Effects During Pregnancy and Lactation
◉ Overview of Use During Lactation
Daily intravenous administration of efflunitine 400 mg/kg to the mother for 7 days did not cause any serious adverse reactions in breastfed infants. Topical efflunitine is poorly absorbed and therefore unlikely to enter the infant's bloodstream, and is unlikely to cause any adverse reactions in breastfed infants.
◉ Effects on Breastfed Infants
In the Democratic Republic of Congo, a cohort study of 33 infants followed hospitalized mothers taking nifurulimus who were breastfeeding (feeding extent not specified). 30 mothers completed 30 doses of oral nifurulimus (15 mg/kg/day), and all mothers received 14 intravenous injections of efflunitine (400 mg/kg/day) for 7 days for the treatment of human African trypanosomiasis (sleeping sickness).
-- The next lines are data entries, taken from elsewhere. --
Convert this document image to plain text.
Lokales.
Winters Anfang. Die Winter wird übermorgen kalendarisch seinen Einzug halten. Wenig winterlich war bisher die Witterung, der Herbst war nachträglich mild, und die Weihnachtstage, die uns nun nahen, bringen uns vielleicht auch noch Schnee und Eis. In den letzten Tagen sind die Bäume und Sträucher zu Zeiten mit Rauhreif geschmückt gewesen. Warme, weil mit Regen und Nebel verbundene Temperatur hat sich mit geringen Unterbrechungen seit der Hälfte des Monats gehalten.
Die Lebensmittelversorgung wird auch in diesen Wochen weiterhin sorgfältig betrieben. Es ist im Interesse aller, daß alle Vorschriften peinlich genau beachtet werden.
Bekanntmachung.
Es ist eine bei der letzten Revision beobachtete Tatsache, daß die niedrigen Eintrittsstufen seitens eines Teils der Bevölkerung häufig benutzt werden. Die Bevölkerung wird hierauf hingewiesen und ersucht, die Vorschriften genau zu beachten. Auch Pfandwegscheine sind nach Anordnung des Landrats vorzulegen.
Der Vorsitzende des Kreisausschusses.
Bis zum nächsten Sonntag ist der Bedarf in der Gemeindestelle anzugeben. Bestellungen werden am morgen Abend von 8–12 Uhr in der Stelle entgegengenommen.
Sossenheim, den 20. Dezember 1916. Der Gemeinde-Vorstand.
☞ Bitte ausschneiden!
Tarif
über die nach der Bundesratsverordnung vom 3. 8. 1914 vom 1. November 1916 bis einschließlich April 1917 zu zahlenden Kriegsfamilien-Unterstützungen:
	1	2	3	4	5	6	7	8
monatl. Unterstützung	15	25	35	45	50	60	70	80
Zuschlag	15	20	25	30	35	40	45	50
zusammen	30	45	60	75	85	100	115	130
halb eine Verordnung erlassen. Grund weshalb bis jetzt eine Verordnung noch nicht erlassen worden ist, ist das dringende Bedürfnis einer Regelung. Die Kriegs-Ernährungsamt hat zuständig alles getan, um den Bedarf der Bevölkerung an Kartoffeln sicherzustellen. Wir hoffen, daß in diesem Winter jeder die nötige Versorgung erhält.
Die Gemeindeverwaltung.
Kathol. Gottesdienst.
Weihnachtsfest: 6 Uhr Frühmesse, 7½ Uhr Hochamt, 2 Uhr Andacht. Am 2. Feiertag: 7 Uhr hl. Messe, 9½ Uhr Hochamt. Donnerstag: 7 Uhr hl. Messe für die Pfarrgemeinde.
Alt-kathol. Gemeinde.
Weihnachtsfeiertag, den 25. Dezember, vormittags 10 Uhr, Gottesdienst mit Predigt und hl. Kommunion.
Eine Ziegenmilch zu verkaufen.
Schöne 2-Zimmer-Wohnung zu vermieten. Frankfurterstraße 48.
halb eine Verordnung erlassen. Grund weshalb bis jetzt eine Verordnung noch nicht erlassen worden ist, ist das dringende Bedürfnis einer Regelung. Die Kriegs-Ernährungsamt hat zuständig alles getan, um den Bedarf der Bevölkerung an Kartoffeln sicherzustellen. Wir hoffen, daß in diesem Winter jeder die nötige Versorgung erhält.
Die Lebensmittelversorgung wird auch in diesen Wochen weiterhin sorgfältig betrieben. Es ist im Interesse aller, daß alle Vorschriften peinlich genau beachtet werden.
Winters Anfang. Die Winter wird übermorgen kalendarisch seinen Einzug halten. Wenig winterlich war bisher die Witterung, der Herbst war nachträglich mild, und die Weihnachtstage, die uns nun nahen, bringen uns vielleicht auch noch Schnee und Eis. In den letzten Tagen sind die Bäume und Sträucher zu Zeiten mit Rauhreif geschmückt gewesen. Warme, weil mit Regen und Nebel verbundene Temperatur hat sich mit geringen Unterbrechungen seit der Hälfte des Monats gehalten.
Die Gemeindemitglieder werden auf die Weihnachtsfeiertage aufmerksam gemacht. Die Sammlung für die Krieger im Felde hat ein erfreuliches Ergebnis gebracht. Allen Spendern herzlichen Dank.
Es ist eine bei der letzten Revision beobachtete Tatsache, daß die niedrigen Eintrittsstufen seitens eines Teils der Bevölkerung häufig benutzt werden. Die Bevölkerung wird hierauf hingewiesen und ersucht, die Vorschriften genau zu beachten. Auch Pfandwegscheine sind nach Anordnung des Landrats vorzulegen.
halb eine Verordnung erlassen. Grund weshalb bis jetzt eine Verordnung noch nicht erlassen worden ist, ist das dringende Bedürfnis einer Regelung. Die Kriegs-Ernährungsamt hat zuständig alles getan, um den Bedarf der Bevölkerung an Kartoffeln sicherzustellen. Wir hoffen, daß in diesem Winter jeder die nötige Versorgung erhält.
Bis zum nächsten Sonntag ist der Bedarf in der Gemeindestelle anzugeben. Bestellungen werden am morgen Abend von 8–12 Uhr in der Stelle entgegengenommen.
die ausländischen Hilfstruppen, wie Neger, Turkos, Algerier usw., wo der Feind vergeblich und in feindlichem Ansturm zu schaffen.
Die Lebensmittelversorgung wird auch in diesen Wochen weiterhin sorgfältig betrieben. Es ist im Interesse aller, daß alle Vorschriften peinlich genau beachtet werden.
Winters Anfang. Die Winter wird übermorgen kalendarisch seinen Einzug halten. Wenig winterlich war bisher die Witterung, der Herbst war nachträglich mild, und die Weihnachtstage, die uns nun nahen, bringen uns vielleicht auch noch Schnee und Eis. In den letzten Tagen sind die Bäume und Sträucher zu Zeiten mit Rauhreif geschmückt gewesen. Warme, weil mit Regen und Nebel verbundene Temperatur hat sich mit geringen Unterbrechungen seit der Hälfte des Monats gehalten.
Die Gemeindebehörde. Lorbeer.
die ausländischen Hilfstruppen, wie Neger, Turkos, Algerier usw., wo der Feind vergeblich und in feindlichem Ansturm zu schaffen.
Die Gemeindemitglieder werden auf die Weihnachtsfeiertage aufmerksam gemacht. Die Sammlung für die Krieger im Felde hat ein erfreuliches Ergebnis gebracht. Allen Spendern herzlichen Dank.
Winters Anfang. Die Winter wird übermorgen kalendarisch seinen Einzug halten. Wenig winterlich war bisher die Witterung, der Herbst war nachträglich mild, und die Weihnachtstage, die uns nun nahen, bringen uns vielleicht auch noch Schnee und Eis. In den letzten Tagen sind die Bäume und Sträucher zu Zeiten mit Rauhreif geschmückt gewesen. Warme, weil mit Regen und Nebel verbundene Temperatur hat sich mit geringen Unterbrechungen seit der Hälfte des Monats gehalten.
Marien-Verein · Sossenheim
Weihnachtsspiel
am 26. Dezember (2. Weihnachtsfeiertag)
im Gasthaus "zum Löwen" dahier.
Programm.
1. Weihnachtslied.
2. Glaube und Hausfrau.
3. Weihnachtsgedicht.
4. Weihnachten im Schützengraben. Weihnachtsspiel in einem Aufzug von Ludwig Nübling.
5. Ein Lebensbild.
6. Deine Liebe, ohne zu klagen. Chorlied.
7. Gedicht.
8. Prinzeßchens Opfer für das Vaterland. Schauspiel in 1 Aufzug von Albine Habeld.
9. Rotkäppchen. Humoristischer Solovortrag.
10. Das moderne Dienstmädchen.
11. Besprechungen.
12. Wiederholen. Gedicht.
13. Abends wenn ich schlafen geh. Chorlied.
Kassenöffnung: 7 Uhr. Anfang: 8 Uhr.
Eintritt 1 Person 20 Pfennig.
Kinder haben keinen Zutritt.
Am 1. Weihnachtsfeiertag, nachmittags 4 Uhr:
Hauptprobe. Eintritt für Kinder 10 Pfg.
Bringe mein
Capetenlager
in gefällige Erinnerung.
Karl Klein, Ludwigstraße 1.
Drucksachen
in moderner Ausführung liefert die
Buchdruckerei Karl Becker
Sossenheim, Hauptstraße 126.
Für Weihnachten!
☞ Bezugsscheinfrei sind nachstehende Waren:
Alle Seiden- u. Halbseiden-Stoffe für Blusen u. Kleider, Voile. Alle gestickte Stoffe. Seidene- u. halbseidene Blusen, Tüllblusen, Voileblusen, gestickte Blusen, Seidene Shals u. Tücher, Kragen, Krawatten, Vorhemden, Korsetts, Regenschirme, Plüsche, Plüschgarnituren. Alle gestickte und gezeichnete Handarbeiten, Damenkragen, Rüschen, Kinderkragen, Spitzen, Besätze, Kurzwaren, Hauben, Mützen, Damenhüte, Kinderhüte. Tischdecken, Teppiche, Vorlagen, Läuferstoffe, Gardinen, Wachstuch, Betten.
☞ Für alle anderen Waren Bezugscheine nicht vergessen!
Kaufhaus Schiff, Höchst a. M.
On average, breastfeeding women were taking four other medications concurrently, including amoxicillin, ciprofloxacin, metronidazole, sulfamethoxazole/trimethoprim, aspirin, and diclofenac (1 case each); hydrocortisone, promethazine, and quinine (2 cases each); levamisole (6 cases); sulfadoxine-pyrimethamine (8 cases); aminopyrine (13 cases); acetaminophen (16 cases); and mebendazole (17 cases). No serious adverse events were reported in any of the breastfed infants.
◉ Effects on breastfeeding and breast milk
As of the revision date, no relevant published information was found.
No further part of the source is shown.